While the Guardian and other media outlets acknowledge that high tides have bedeviled the lagoon city in the past, they attribute this most recent unpleasantness to the effects of climate change. The message is clear: If only the powers that be would live up to their climate responsibilities, future generations of Venetians, and the city’s many visitors, would be spared such ravages.

And what exactly would the rejected plan have done?

It would have included funding for renewable energy projects, replaced diesel-powered buses with less-polluting vehicles, banned high-emission stoves, and reduced plastic use.

As Peggy Lee asked in her final hit song: “Is that all there is?”

Actually, there’s a lot more, but it won’t be found in some half-baked climate scheme. Instead, understanding Venice’s unique, geography, geology, and the whims of cosmology will tell us much more.

Subsidence and King Tides

Located on the edge of a lagoon on the Adriatic Sea in northeastern Italy, Venice is situated on 118 islands connected by over 400 bridges. Venice has been vulnerable to high tides going back to Roman times. What’s more, the city has always been susceptible to subsidence – the sinking of soft marsh land under the weight of heavy buildings. Venice has been sinking at a rate of a few inches a year for millennia.

Over the centuries, geochemist William Balgord explains, Venetians have adapted to the encroaching Adriatic by abandoning street-level lower floors of buildings along the waterfront to the relentless incursions of salt water and adding waterproofing to the next level of structures as it became necessary. As the centuries passed, canals replaced the original roadways.

The current flooding is exacerbated by what are known as king tides drawn by the Moon, which is making a closer approach to the earth than it usually does. The effect of king tides can be felt elsewhere in coastal cities, including Charleston and Miami.

Further geologic instability in the Venice area results from the shifting of tectonic plates; Italy is one of the most earthquake-prone countries in the world.

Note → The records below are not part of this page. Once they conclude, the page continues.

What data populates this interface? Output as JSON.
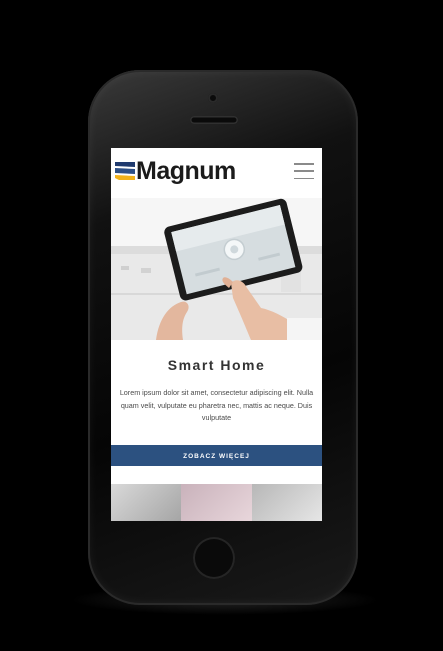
{
  "site": {
    "logo_text": "Magnum",
    "brand_colors": {
      "stripe_top": "#1f3a6e",
      "stripe_middle": "#2d4f86",
      "stripe_bottom": "#f2b21b",
      "button": "#2c5180"
    },
    "menu_icon": "hamburger-icon"
  },
  "hero": {
    "image": "hand-touching-tablet-smart-home"
  },
  "content": {
    "title": "Smart Home",
    "description": "Lorem ipsum dolor sit amet, consectetur adipiscing elit. Nulla quam velit, vulputate eu pharetra nec, mattis ac neque. Duis vulputate",
    "cta_label": "ZOBACZ WIĘCEJ"
  },
  "gallery": {
    "images": [
      "interior-photo-1",
      "interior-photo-2",
      "interior-photo-3"
    ]
  }
}
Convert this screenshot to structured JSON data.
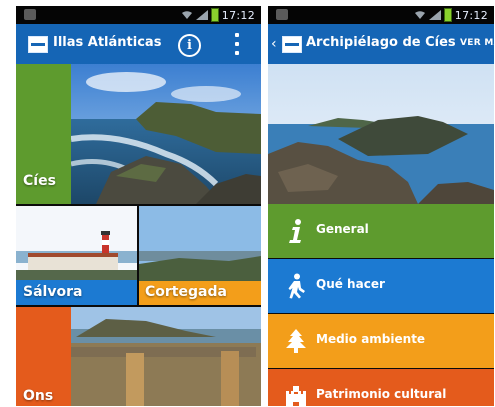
{
  "status_bar": {
    "time": "17:12"
  },
  "left_screen": {
    "app_title": "Illas Atlánticas",
    "tiles": [
      {
        "label": "Cíes",
        "accent": "#5e9b2e"
      },
      {
        "label": "Sálvora",
        "accent": "#1c7ad2"
      },
      {
        "label": "Cortegada",
        "accent": "#f39e1a"
      },
      {
        "label": "Ons",
        "accent": "#e45b1c"
      }
    ]
  },
  "right_screen": {
    "title": "Archipiélago de Cíes",
    "action_label": "VER MA",
    "menu": [
      {
        "label": "General",
        "icon": "info-icon",
        "color": "#5e9b2e"
      },
      {
        "label": "Qué hacer",
        "icon": "hiker-icon",
        "color": "#1c7ad2"
      },
      {
        "label": "Medio ambiente",
        "icon": "tree-icon",
        "color": "#f39e1a"
      },
      {
        "label": "Patrimonio cultural",
        "icon": "castle-icon",
        "color": "#e45b1c"
      }
    ]
  },
  "colors": {
    "app_bar": "#1565b5",
    "status_bar": "#050505"
  }
}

Venice’s constant struggle with nature have been accompanies by a generous potion of human folly. A massive underwater project to protect Venice from tidal flooding has been under construction since 2003 and was supposed to be completed in 2011. At a cost of over $6 billion and rising, the project is known by its Italian acronym MOSE, a reference to the biblical Moses who parted the waters. According to the Washington Post (November 22), it “consists of 70 massive, yellow underwater gates positioned across the three inlets that separate the Adriatic Sea from the Venetian lagoon. The gates are designed to rise during high tides, sealing off the lagoon.”

Right now, it’s serving as a place for barnacles and clams to seek refuge. The project is over budget, behind schedule, and mired in bribery and kickback scandals. Instead of saving Venice, it’s become an Italian version of California’s fabled bullet train.

Venice and COP 25

Look for speakers addressing December’s United Nations Conference of the Parties (COP 25) in Madrid to point to the flooding in Venice as further proof that urgent action needs to be taken on climate change. But the story in Venice is much more complex than alarmist would have you believe, and it has nothing to do with atmospheric levels of CO2.